Nel caldo sen di due vaghe mammelle
     D’una leggiadra ninfa il viver prendo,
E a lei de l’opre mie pregiate e belle
     Per tal effetto degno merto rendo.
Volgiuon così dopò l’erranti stelle,
     Ch’in un nido mi chiudo; ed indi uscendo,
Unito insieme con la mia consorte,
     Per viver corro a volontaria morte.


Da pochi, anzi da niuno fu inteso il dotto enimma dal Molino raccontato; ma egli che s’avedeva tutti star perplessi e fuori di sè, disse: La vera intelligenza del mio enimma è che la donna nel tempo di maggio pone nel suo seno le ova del cavalliere che fa la seta, ed ivi il viver prende.
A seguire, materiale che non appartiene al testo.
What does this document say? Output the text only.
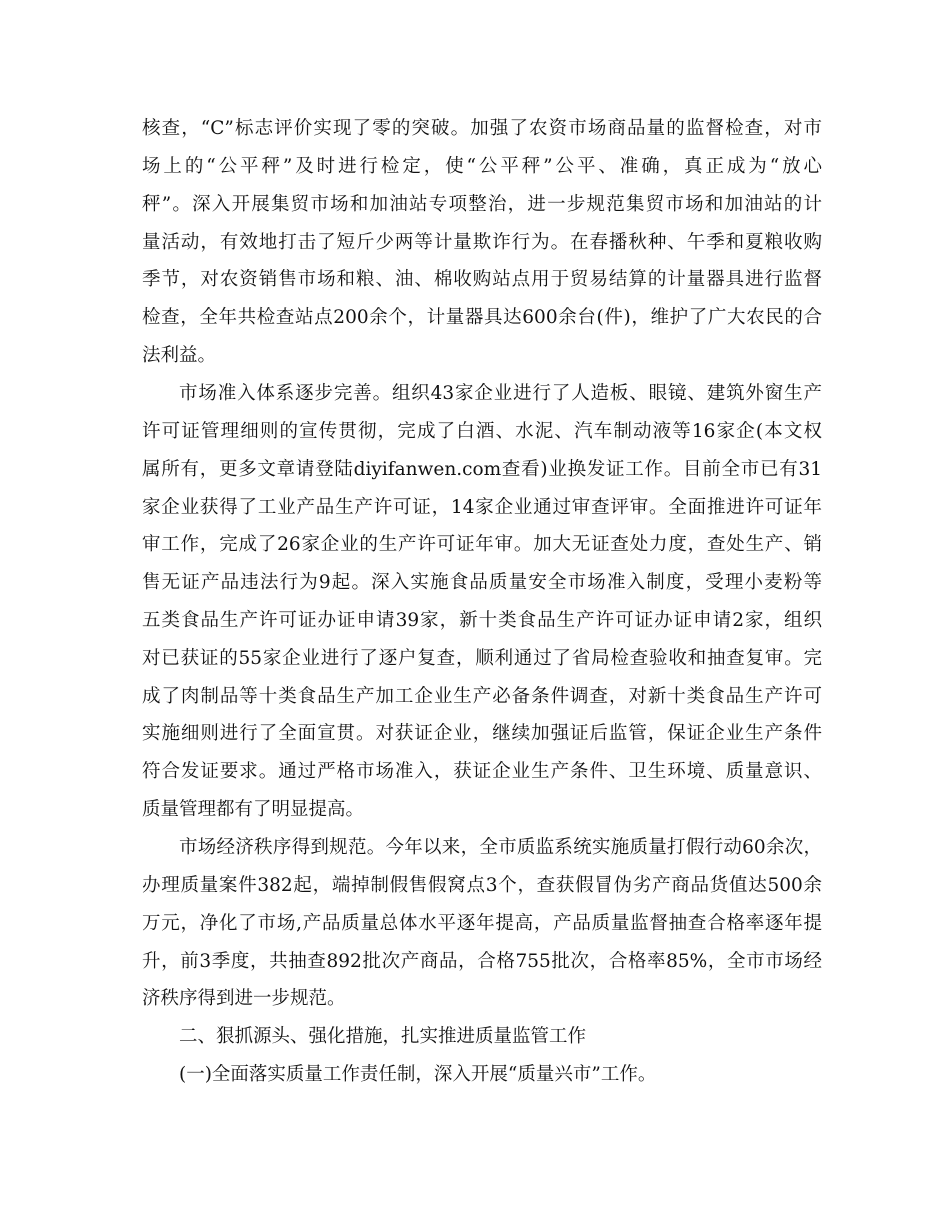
核查，“C”标志评价实现了零的突破。加强了农资市场商品量的监督检查，对市
场上的“公平秤”及时进行检定，使“公平秤”公平、准确，真正成为“放心
秤”。深入开展集贸市场和加油站专项整治，进一步规范集贸市场和加油站的计
量活动，有效地打击了短斤少两等计量欺诈行为。在春播秋种、午季和夏粮收购
季节，对农资销售市场和粮、油、棉收购站点用于贸易结算的计量器具进行监督
检查，全年共检查站点200余个，计量器具达600余台(件)，维护了广大农民的合
法利益。
市场准入体系逐步完善。组织43家企业进行了人造板、眼镜、建筑外窗生产
许可证管理细则的宣传贯彻，完成了白酒、水泥、汽车制动液等16家企(本文权
属所有，更多文章请登陆diyifanwen.com查看)业换发证工作。目前全市已有31
家企业获得了工业产品生产许可证，14家企业通过审查评审。全面推进许可证年
审工作，完成了26家企业的生产许可证年审。加大无证查处力度，查处生产、销
售无证产品违法行为9起。深入实施食品质量安全市场准入制度，受理小麦粉等
五类食品生产许可证办证申请39家，新十类食品生产许可证办证申请2家，组织
对已获证的55家企业进行了逐户复查，顺利通过了省局检查验收和抽查复审。完
成了肉制品等十类食品生产加工企业生产必备条件调查，对新十类食品生产许可
实施细则进行了全面宣贯。对获证企业，继续加强证后监管，保证企业生产条件
符合发证要求。通过严格市场准入，获证企业生产条件、卫生环境、质量意识、
质量管理都有了明显提高。
市场经济秩序得到规范。今年以来，全市质监系统实施质量打假行动60余次，
办理质量案件382起，端掉制假售假窝点3个，查获假冒伪劣产商品货值达500余
万元，净化了市场,产品质量总体水平逐年提高，产品质量监督抽查合格率逐年提
升，前3季度，共抽查892批次产商品，合格755批次，合格率85%，全市市场经
济秩序得到进一步规范。
二、狠抓源头、强化措施，扎实推进质量监管工作
(一)全面落实质量工作责任制，深入开展“质量兴市”工作。
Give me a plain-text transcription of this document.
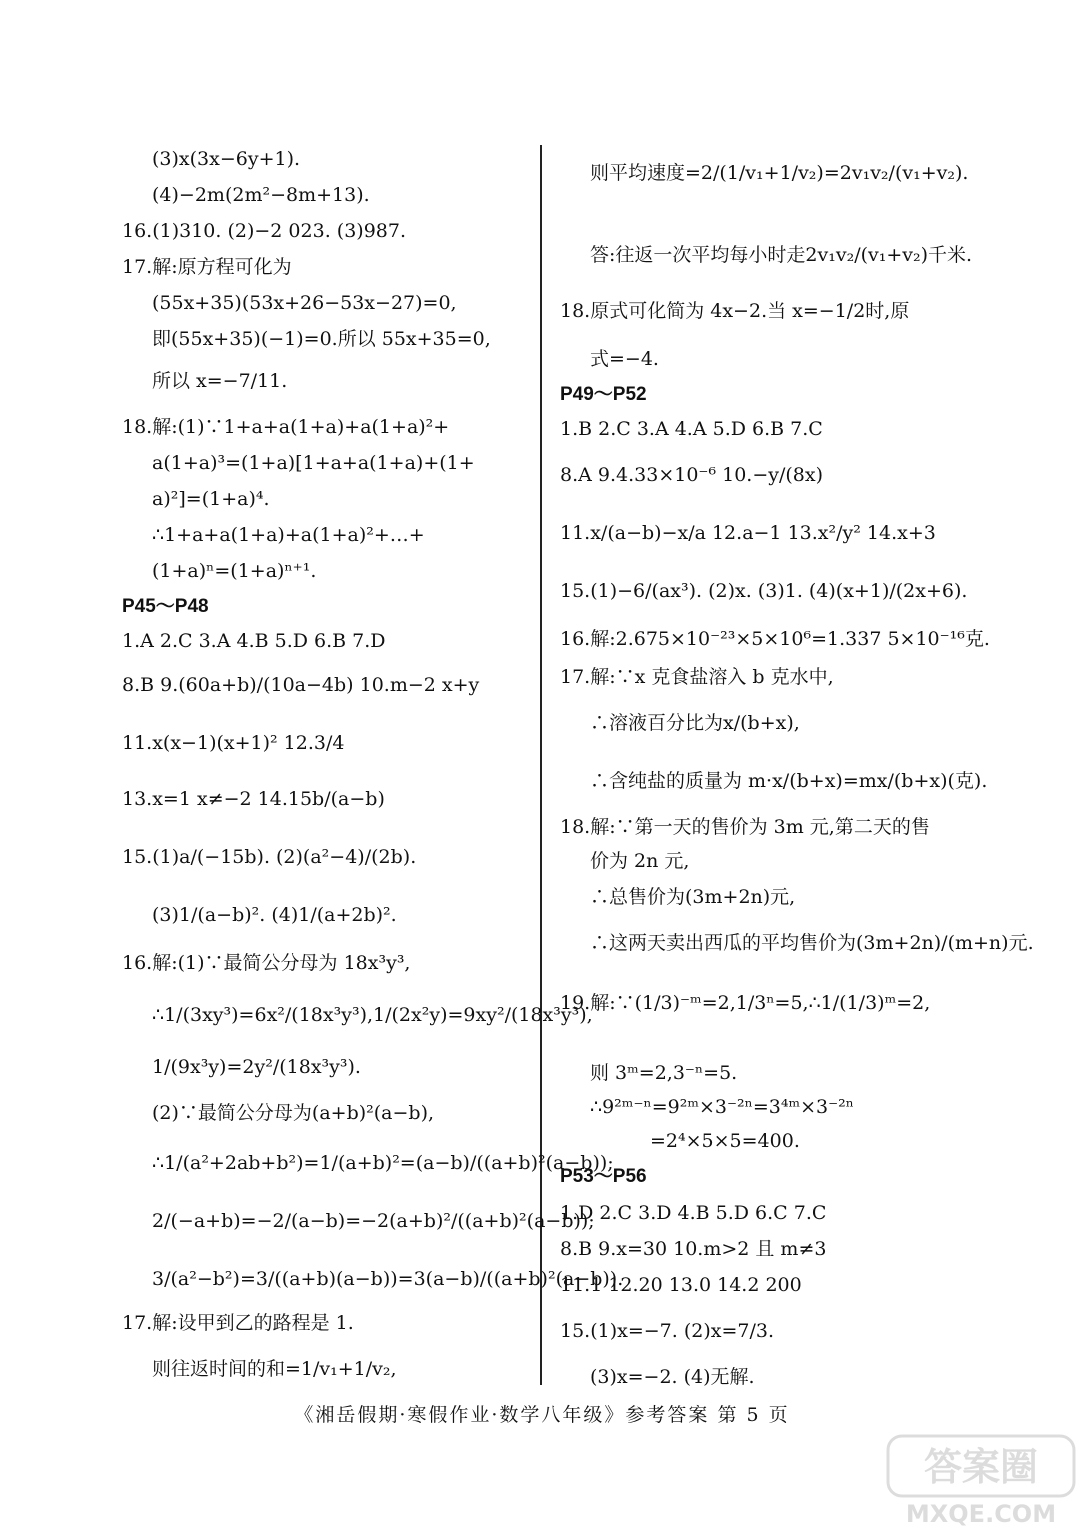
(3)x(3x−6y+1).
(4)−2m(2m²−8m+13).
16.(1)310. (2)−2 023. (3)987.
17.解:原方程可化为
(55x+35)(53x+26−53x−27)=0,
即(55x+35)(−1)=0.所以 55x+35=0,
所以 x=−7/11.
18.解:(1)∵1+a+a(1+a)+a(1+a)²+
a(1+a)³=(1+a)[1+a+a(1+a)+(1+
a)²]=(1+a)⁴.
∴1+a+a(1+a)+a(1+a)²+…+
(1+a)ⁿ=(1+a)ⁿ⁺¹.
P45～P48
1.A 2.C 3.A 4.B 5.D 6.B 7.D
8.B 9.(60a+b)/(10a−4b) 10.m−2 x+y
11.x(x−1)(x+1)² 12.3/4
13.x=1 x≠−2 14.15b/(a−b)
15.(1)a/(−15b). (2)(a²−4)/(2b).
(3)1/(a−b)². (4)1/(a+2b)².
16.解:(1)∵最简公分母为 18x³y³,
∴1/(3xy³)=6x²/(18x³y³),1/(2x²y)=9xy²/(18x³y³),
1/(9x³y)=2y²/(18x³y³).
(2)∵最简公分母为(a+b)²(a−b),
∴1/(a²+2ab+b²)=1/(a+b)²=(a−b)/((a+b)²(a−b));
2/(−a+b)=−2/(a−b)=−2(a+b)²/((a+b)²(a−b));
3/(a²−b²)=3/((a+b)(a−b))=3(a−b)/((a+b)²(a−b)).
17.解:设甲到乙的路程是 1.
则往返时间的和=1/v₁+1/v₂,
则平均速度=2/(1/v₁+1/v₂)=2v₁v₂/(v₁+v₂).
答:往返一次平均每小时走2v₁v₂/(v₁+v₂)千米.
18.原式可化简为 4x−2.当 x=−1/2时,原
式=−4.
P49～P52
1.B 2.C 3.A 4.A 5.D 6.B 7.C
8.A 9.4.33×10⁻⁶ 10.−y/(8x)
11.x/(a−b)−x/a 12.a−1 13.x²/y² 14.x+3
15.(1)−6/(ax³). (2)x. (3)1. (4)(x+1)/(2x+6).
16.解:2.675×10⁻²³×5×10⁶=1.337 5×10⁻¹⁶克.
17.解:∵x 克食盐溶入 b 克水中,
∴溶液百分比为x/(b+x),
∴含纯盐的质量为 m·x/(b+x)=mx/(b+x)(克).
18.解:∵第一天的售价为 3m 元,第二天的售
价为 2n 元,
∴总售价为(3m+2n)元,
∴这两天卖出西瓜的平均售价为(3m+2n)/(m+n)元.
19.解:∵(1/3)⁻ᵐ=2,1/3ⁿ=5,∴1/(1/3)ᵐ=2,
则 3ᵐ=2,3⁻ⁿ=5.
∴9²ᵐ⁻ⁿ=9²ᵐ×3⁻²ⁿ=3⁴ᵐ×3⁻²ⁿ
=2⁴×5×5=400.
P53～P56
1.D 2.C 3.D 4.B 5.D 6.C 7.C
8.B 9.x=30 10.m>2 且 m≠3
11.1 12.20 13.0 14.2 200
15.(1)x=−7. (2)x=7/3.
(3)x=−2. (4)无解.
《湘岳假期·寒假作业·数学八年级》参考答案 第 5 页
答案圈
MXQE.COM
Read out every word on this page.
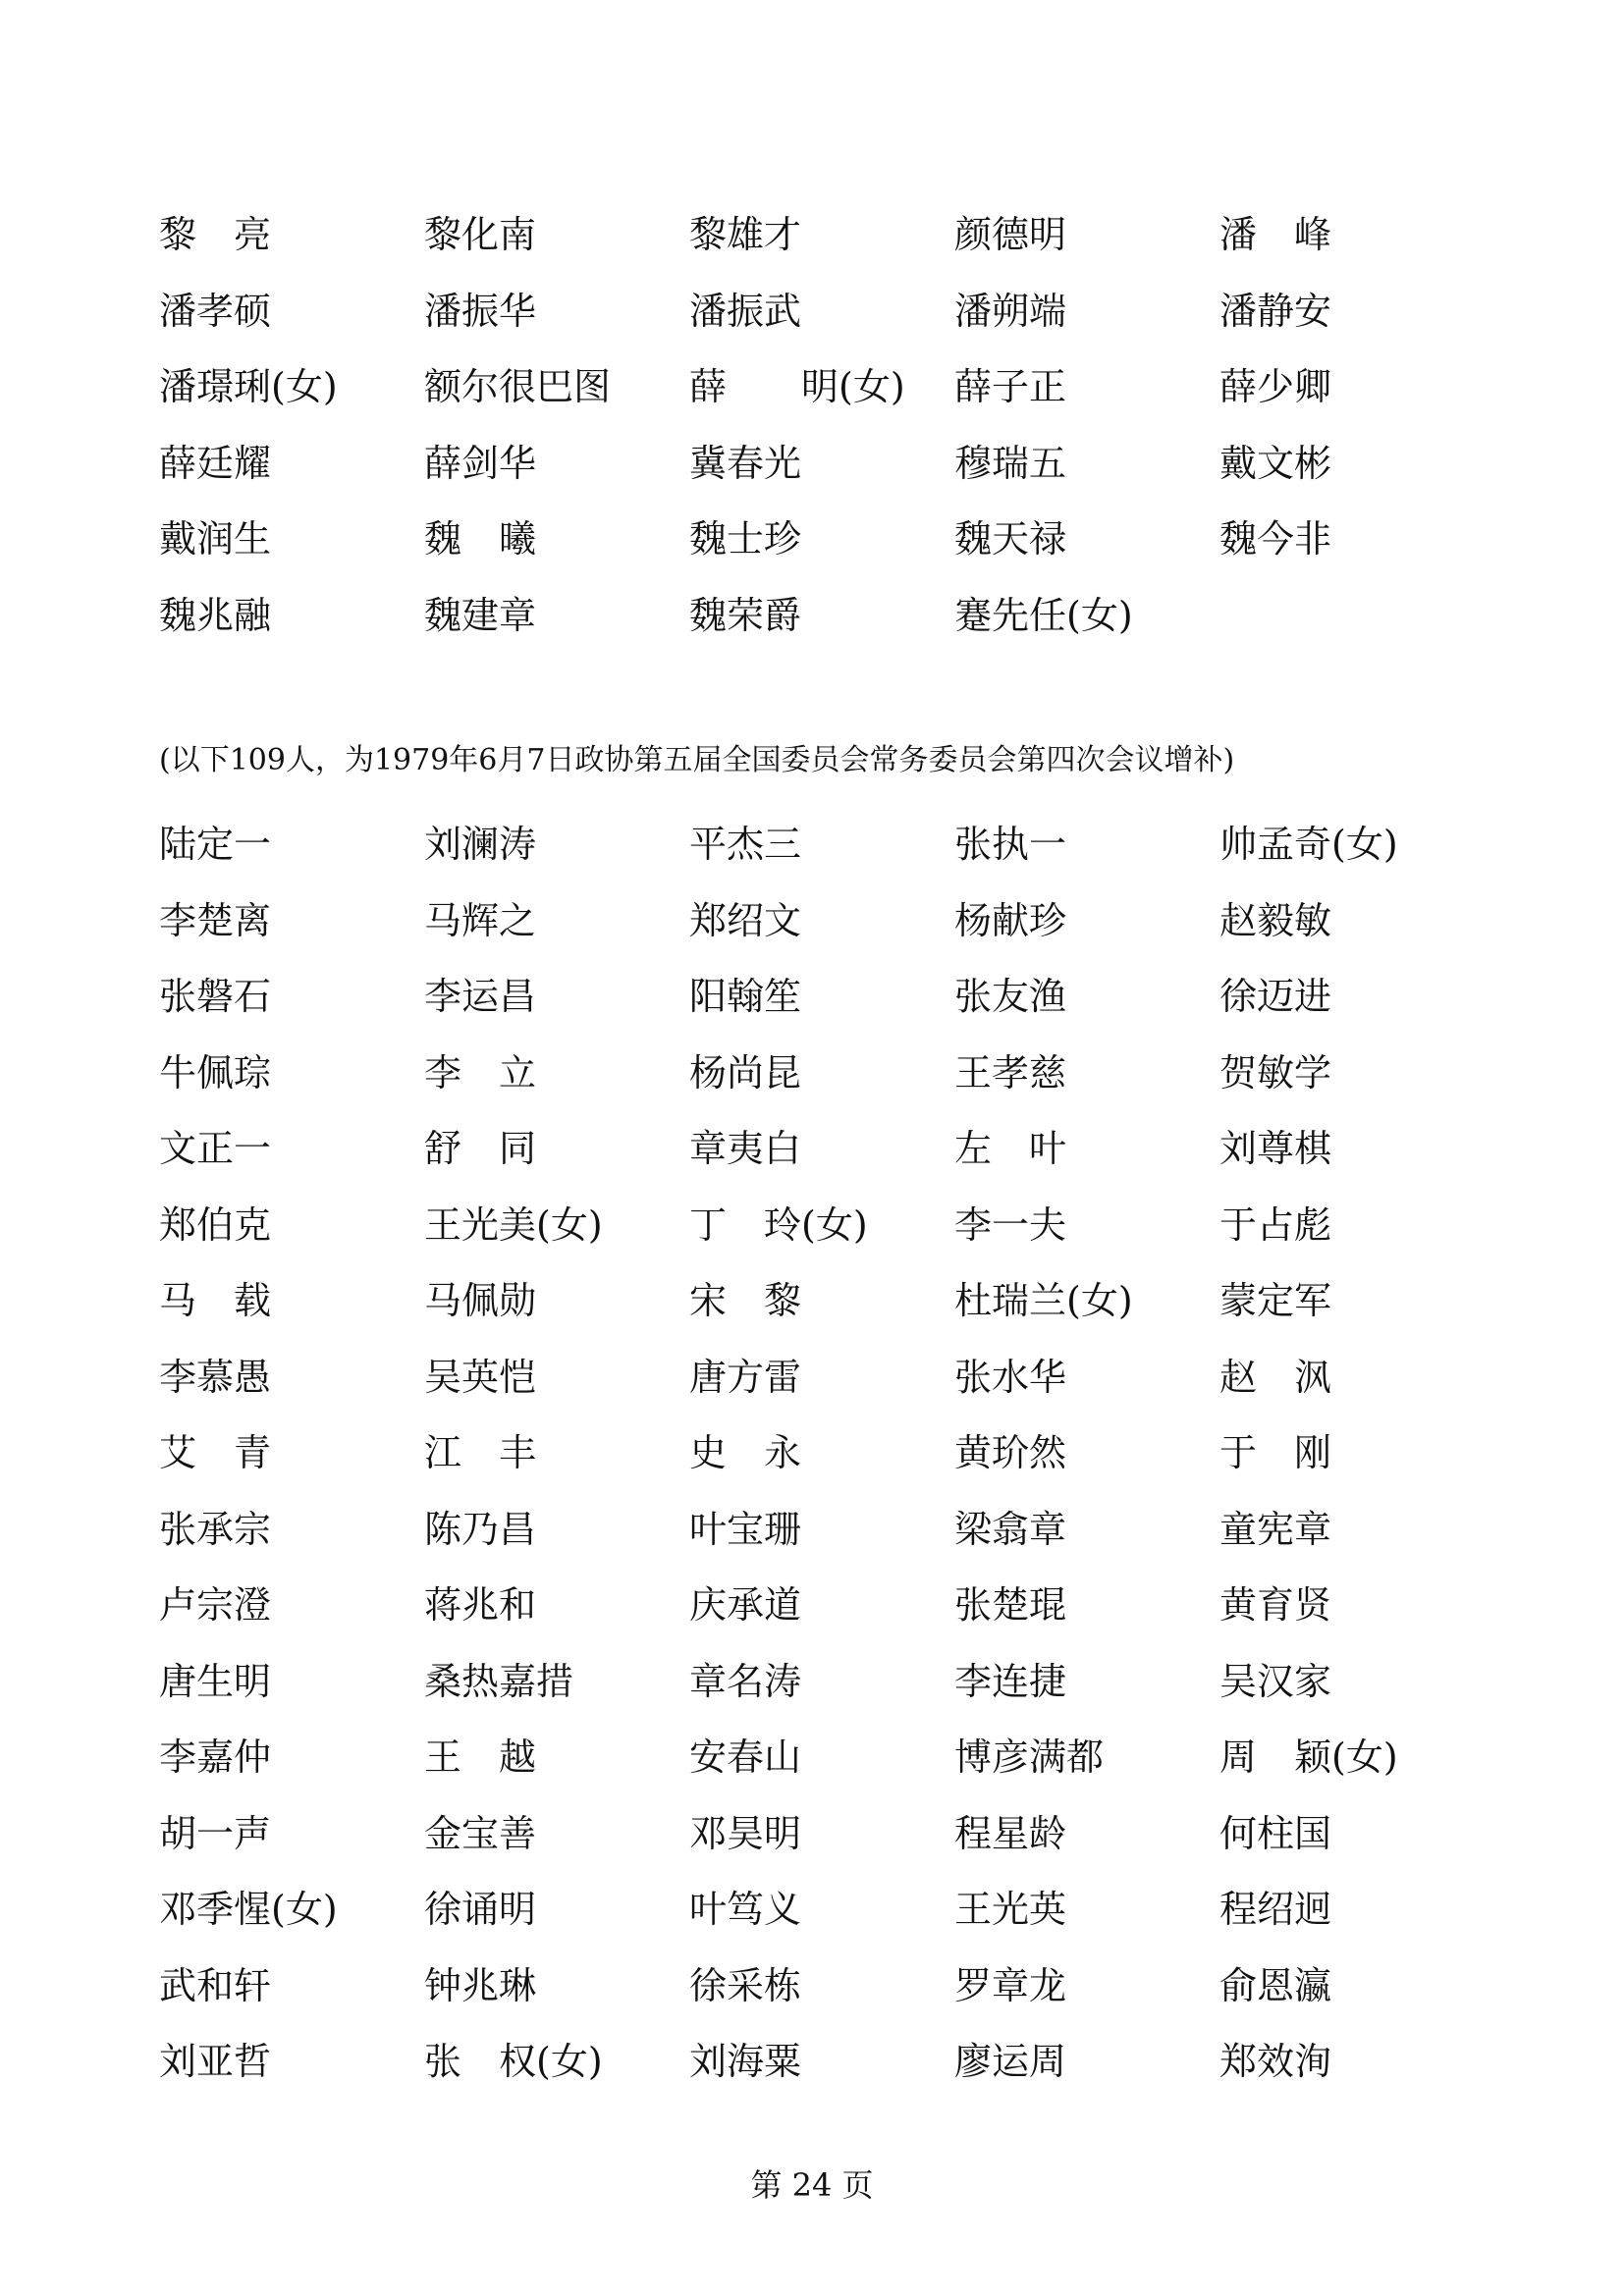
黎　亮	黎化南	黎雄才	颜德明	潘　峰
潘孝硕	潘振华	潘振武	潘朔端	潘静安
潘璟琍(女) 额尔很巴图 薛　　明(女) 薛子正	薛少卿
薛廷耀	薛剑华	冀春光	穆瑞五	戴文彬
戴润生	魏　曦	魏士珍	魏天禄	魏今非
魏兆融	魏建章	魏荣爵	蹇先任(女)
(以下109人，为1979年6月7日政协第五届全国委员会常务委员会第四次会议增补)
陆定一	刘澜涛	平杰三	张执一	帅孟奇(女)
李楚离	马辉之	郑绍文	杨献珍	赵毅敏
张磐石	李运昌	阳翰笙	张友渔	徐迈进
牛佩琮	李　立	杨尚昆	王孝慈	贺敏学
文正一	舒　同	章夷白	左　叶	刘尊棋
郑伯克	王光美(女) 丁　玲(女) 李一夫	于占彪
马　载	马佩勋	宋　黎	杜瑞兰(女) 蒙定军
李慕愚	吴英恺	唐方雷	张水华	赵　沨
艾　青	江　丰	史　永	黄玠然	于　刚
张承宗	陈乃昌	叶宝珊	梁翕章	童宪章
卢宗澄	蒋兆和	庆承道	张楚琨	黄育贤
唐生明	桑热嘉措	章名涛	李连捷	吴汉家
李嘉仲	王　越	安春山	博彦满都	周　颖(女)
胡一声	金宝善	邓昊明	程星龄	何柱国
邓季惺(女) 徐诵明	叶笃义	王光英	程绍迥
武和轩	钟兆琳	徐采栋	罗章龙	俞恩瀛
刘亚哲	张　权(女) 刘海粟	廖运周	郑效洵
第 24 页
Ed il cavalliere nato, in ricompensa di tal beneficio, le dà la seta. Indi chiuso nella galetta, e uscito fuori, si congiunge con la sua consorte, la quale fa le ova, e volontariamente corre alla morte. Non men dotta che bella fu la isposizione dell’inviluppato enimma, e quella ad una voce comendorono. Lodovica, a cui il terzo luogo di favoleggiare toccava, levossi in piedi; e fatta una riverenza alla Signora, con sua licenza così disse.